Gambling addict husband tries to sell wife's jewelry, but they're fakes

After a man's gambling addiction spirals out of control, he asks his wife to sell jewelry, only for her to discover that it's all counterfeit, leading to a tumultuous divorce.

 (photo credit: ORI VECHLER)
(photo credit: ORI VECHLER)

This is the kind of complicated case that raises many difficult questions. Was a 25-year marriage built on nothing but deceit? A husband had showered his wife with gifts such as a Rolex watch, diamonds, rings, and necklaces worth hundreds of thousands – as estimated by a private appraiser eight years ago. But was it all nothing but a scam?

Here's where the drama begins.

A husband told his attorneys, Sherin and Oren Solan, about trying to sell his wife's jewelry. He admitted that his addiction to online gambling led him into a deep financial abyss, forcing him to borrow money from the gray market to cover his losses.

The couple's relationship deteriorated due to his gambling habits, ultimately leading to their decision to divorce a few months ago.

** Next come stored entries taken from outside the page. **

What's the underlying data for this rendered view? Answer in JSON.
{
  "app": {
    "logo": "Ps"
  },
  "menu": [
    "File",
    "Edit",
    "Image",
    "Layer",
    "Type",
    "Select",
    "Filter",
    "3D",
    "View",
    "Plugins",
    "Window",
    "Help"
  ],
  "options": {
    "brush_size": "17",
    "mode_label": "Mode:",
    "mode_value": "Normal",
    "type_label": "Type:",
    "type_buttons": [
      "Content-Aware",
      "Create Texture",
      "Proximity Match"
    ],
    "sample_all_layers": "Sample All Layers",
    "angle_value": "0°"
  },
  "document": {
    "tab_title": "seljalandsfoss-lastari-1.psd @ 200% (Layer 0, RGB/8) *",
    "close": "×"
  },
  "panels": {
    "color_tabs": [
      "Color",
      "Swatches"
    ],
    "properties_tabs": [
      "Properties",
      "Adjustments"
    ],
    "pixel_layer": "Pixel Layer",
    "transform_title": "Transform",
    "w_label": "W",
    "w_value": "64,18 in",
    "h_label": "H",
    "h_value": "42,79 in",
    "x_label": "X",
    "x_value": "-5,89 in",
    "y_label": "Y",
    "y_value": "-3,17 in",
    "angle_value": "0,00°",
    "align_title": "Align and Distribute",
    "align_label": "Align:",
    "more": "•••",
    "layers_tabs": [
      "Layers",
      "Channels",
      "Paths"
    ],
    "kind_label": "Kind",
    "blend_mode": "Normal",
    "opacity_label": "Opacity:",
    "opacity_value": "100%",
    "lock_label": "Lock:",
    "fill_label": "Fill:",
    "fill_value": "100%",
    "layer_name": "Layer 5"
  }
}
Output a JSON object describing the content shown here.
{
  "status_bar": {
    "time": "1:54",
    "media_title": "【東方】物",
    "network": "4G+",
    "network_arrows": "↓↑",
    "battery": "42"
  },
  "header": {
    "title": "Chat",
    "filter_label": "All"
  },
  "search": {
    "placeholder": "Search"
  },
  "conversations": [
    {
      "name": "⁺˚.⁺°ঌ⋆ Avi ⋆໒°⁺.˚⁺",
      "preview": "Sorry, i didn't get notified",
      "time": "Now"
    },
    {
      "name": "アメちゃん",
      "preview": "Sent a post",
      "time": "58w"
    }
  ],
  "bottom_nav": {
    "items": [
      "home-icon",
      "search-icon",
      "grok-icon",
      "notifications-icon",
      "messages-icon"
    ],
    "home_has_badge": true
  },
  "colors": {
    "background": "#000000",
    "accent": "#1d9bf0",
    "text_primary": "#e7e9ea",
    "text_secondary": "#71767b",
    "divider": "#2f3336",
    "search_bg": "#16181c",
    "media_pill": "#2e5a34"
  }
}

"I confessed to my wife that the damage is irreversible. I am currently undergoing treatment for gambling addiction, and for the past few months, I have refrained from gambling. However, she refuses to assist me," he said.

Eventually, the wife agreed to bail her husband out of debt and relinquished her most precious possessions. Just before the sale, she went to a jeweler to determine the value of the gold and diamonds.

To her shock, she discovered that, apart from one ring, all the jewelry she had accumulated throughout their marriage was counterfeit and worth only a few thousand shekels.


25-year marriage of lies: Did a husband only buy his wife fake jewelry?

"It turns out it was all fake! He cheated on me throughout our entire life. Even in recent years, as he transformed into a compulsive gambler, he hid his addiction from me and never sought help," the wife confided in one of her conversations with her children.

However, the husband says he never bought fake jewelry. Rather, he accused his wife of giving over fake jewelry for appraisal.

In order to substantiate this claim, though Solan told the husband he would need to provide evidence of the jewelry purchases, such as certificates, receipts, and an appraiser's evaluation.

Per the customary procedure, the couple was told to resolve their dispute through an official divorce proceeding.

However, Solan clarified that a police investigation would be inevitable in this matter.

"An appraiser valued the jewelry at hundreds of thousands of shekels, and then it turns out that all of that jewelry is counterfeit. This is completely unacceptable," the lawyer said.